Aslında kurumların adlarına baktığınızda bile muhteşem bir algı yönetimi olduğunu görebilirsiniz, dünyanın kanını emen Batılı ülkelerin askeri kanadının isminde Savunma (Defence) ibaresi bulunur, peki bu devletlerin birinin daha önce hiç savunma yaptığına şahit oldunuz mu?
Tüm bu süreçler hakkında biraz daha gözü açık olmak adına okunabilecek giriş seviyesi kitaplardan biridir Psikolojik Savaş, Gri Propaganda.
Psikolojik savaş; klasik anlamdaki savaşın kazanılması veya kaybedilmesinde; savaştan sonra da üstünlüğün devam etmesinde, yahut sorunların çözülmesinde insanların ruh haline etki ederek sonuç almak olarak tanımlanır.
Kültürel değişim projesinin bilinçli bir proje olduğunu ispat eden bir olay 1980’ li yıllarda ülkemizde yaşandı. O tarihlerde Kültür Bakanı (Gökhan Maraş) Meclise, ABD filmlerinin kısıtlanması ve Türk filmlerinin teşvik edilmesi için bir yasa teklifi verdi. Bunun üzerine ABD Başkanı (G. Bush) bizzat telefonla T. Özal’ı arayarak yasa teklifinin Meclisten geri çekilmesini sağladı. Böylece Türkiye’de bol Amerikan filmi seyredilecek, ardından Amerikan hayranı insanların sayısı çoğalacak ve tabii olarak da para akışı ABD’ye gidecekti.
Çinli general Sun-tzu, 2500 yıl önce bu konuda bir kitap yazmıştır. Türkî devletlerin parçalanması sürecinde kullanılan PS yöntemi, bugün için de geçerliliğini sürdürüyor. Sun-tzu’nun bazı önerileri:
- Hasım ülkelerde iyi olan şeyleri gözden düşürünüz.
- Hasım ülkelerin hakanlarının başarılarını küçük göstererek şöhretlerine gölge düşürünüz ve zamanı geldiğinde de kendi halkının onları hor görmesini sağlayınız.
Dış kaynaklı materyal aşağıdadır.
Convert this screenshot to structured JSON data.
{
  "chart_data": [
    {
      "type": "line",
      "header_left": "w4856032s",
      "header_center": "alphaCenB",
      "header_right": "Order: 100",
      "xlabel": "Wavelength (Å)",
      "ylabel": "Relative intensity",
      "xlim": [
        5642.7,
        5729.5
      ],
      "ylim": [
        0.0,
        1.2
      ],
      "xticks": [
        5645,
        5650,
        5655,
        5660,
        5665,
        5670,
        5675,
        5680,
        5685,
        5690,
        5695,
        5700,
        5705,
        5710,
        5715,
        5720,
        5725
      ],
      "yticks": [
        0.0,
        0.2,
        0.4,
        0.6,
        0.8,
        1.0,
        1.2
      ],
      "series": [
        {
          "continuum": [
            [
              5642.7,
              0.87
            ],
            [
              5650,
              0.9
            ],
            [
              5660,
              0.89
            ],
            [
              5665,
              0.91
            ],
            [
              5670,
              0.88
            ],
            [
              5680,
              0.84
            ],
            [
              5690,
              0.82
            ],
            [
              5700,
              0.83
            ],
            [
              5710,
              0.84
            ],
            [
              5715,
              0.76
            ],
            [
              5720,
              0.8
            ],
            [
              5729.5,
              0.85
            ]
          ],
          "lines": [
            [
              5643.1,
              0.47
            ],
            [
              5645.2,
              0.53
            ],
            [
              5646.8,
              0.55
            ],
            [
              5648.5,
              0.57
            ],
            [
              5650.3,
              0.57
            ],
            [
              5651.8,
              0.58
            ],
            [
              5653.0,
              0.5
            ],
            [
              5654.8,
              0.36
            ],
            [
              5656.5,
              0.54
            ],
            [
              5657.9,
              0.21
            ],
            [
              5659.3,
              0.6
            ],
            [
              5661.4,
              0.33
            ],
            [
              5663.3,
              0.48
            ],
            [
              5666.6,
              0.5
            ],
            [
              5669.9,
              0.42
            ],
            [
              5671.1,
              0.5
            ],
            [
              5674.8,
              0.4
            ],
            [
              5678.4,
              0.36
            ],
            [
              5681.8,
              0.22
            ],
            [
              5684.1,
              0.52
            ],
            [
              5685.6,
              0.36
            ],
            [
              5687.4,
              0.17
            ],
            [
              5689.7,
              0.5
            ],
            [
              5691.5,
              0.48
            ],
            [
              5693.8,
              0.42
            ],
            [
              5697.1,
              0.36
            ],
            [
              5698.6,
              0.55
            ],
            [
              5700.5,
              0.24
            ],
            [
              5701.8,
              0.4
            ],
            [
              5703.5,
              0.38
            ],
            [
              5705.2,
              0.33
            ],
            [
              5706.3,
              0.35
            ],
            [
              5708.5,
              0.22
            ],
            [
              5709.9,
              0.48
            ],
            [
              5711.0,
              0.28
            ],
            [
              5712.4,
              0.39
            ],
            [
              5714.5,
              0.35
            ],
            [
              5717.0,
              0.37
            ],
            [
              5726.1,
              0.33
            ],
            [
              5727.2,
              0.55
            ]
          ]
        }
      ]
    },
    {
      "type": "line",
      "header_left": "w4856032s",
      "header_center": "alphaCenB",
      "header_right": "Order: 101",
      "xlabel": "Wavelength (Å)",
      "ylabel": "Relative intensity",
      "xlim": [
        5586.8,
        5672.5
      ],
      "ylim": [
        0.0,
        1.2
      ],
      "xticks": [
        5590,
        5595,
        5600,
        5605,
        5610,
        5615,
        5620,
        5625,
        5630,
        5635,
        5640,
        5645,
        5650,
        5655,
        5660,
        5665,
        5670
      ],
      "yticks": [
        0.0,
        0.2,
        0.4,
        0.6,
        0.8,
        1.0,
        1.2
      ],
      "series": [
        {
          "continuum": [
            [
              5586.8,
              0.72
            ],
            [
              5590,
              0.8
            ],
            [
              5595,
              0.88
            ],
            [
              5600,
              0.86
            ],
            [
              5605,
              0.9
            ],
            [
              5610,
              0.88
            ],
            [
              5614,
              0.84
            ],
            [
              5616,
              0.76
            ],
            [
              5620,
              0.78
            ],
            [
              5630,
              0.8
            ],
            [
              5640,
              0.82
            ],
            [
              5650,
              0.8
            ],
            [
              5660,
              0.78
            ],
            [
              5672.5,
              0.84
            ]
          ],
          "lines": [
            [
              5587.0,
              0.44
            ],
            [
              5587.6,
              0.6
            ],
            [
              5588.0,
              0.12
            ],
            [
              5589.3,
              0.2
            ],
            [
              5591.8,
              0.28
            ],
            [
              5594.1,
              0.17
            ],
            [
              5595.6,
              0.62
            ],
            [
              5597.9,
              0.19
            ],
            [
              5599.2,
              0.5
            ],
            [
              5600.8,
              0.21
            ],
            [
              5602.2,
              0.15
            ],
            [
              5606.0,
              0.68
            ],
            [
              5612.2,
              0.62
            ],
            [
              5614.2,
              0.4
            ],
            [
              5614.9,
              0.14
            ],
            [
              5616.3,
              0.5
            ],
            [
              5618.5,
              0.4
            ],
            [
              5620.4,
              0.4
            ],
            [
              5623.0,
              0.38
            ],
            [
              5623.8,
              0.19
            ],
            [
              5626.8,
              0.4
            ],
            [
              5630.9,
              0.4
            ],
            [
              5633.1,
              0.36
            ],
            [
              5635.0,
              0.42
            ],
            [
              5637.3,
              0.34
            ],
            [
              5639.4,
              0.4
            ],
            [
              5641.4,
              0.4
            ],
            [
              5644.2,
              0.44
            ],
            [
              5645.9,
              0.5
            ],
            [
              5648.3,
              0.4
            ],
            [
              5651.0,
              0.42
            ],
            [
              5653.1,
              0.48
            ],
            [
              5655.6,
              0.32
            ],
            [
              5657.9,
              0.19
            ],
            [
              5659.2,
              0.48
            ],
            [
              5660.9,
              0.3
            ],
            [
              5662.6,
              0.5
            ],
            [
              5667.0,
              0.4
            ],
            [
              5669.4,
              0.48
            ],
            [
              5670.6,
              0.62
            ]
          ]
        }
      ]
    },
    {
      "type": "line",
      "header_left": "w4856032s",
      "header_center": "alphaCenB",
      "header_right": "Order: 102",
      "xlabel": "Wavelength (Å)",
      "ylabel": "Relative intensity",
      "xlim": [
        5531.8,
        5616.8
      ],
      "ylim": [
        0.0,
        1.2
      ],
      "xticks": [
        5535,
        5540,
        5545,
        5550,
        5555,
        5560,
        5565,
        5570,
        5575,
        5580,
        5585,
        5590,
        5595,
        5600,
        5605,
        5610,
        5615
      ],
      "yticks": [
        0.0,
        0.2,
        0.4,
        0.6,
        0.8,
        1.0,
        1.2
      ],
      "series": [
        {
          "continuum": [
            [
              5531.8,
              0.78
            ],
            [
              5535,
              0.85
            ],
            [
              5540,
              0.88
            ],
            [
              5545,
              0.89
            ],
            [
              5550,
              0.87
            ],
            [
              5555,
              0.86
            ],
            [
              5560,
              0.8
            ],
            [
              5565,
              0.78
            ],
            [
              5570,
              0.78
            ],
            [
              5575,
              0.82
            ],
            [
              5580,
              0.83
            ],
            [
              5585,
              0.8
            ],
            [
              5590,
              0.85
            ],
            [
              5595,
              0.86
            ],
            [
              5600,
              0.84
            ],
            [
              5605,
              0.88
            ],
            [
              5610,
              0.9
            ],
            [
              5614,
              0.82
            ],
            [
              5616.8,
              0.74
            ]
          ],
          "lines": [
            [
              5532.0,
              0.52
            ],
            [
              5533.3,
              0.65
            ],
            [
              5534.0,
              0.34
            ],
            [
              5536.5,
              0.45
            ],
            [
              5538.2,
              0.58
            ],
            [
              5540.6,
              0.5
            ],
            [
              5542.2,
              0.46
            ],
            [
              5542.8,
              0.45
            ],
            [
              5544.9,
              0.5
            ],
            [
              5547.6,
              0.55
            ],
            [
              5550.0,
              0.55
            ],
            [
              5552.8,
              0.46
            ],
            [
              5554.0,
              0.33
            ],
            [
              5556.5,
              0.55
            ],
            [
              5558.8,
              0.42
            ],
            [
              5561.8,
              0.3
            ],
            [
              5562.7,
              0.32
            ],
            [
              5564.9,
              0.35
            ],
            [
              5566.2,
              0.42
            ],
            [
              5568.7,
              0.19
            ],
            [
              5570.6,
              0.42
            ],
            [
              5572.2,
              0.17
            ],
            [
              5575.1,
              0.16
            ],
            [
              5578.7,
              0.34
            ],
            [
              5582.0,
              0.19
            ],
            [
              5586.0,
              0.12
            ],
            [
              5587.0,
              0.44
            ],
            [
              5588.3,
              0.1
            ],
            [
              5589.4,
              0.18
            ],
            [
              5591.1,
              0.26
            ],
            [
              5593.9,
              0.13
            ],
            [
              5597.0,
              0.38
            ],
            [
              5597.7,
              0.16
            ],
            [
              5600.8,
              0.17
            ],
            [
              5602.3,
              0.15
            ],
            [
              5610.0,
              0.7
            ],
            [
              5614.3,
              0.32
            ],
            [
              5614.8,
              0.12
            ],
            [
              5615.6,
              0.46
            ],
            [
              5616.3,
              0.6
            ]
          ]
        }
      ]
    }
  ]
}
- Adi ve aşağılık kişilerin işbirliğinden yararlanınız.
- Düşman halkın kendi aralarında olan uyuşmazlık ve kavgalarını yayınız. Hasmınızın geleneklerini gülünç hale getiriniz.
Bakan Mehmet Keçeciler’ in taksici akşam çalışan bir öğretmeni anlatmasına, Özal’ın bu davranışı onaylar tarzda “Benim memurum işini bilir” sözü çok farklı bir alana çekilerek, rüşvete göz yumma ve teşvik olarak olayın sunulmasının, siyaha yakın bir propaganda olduğunu söyleyebiliriz.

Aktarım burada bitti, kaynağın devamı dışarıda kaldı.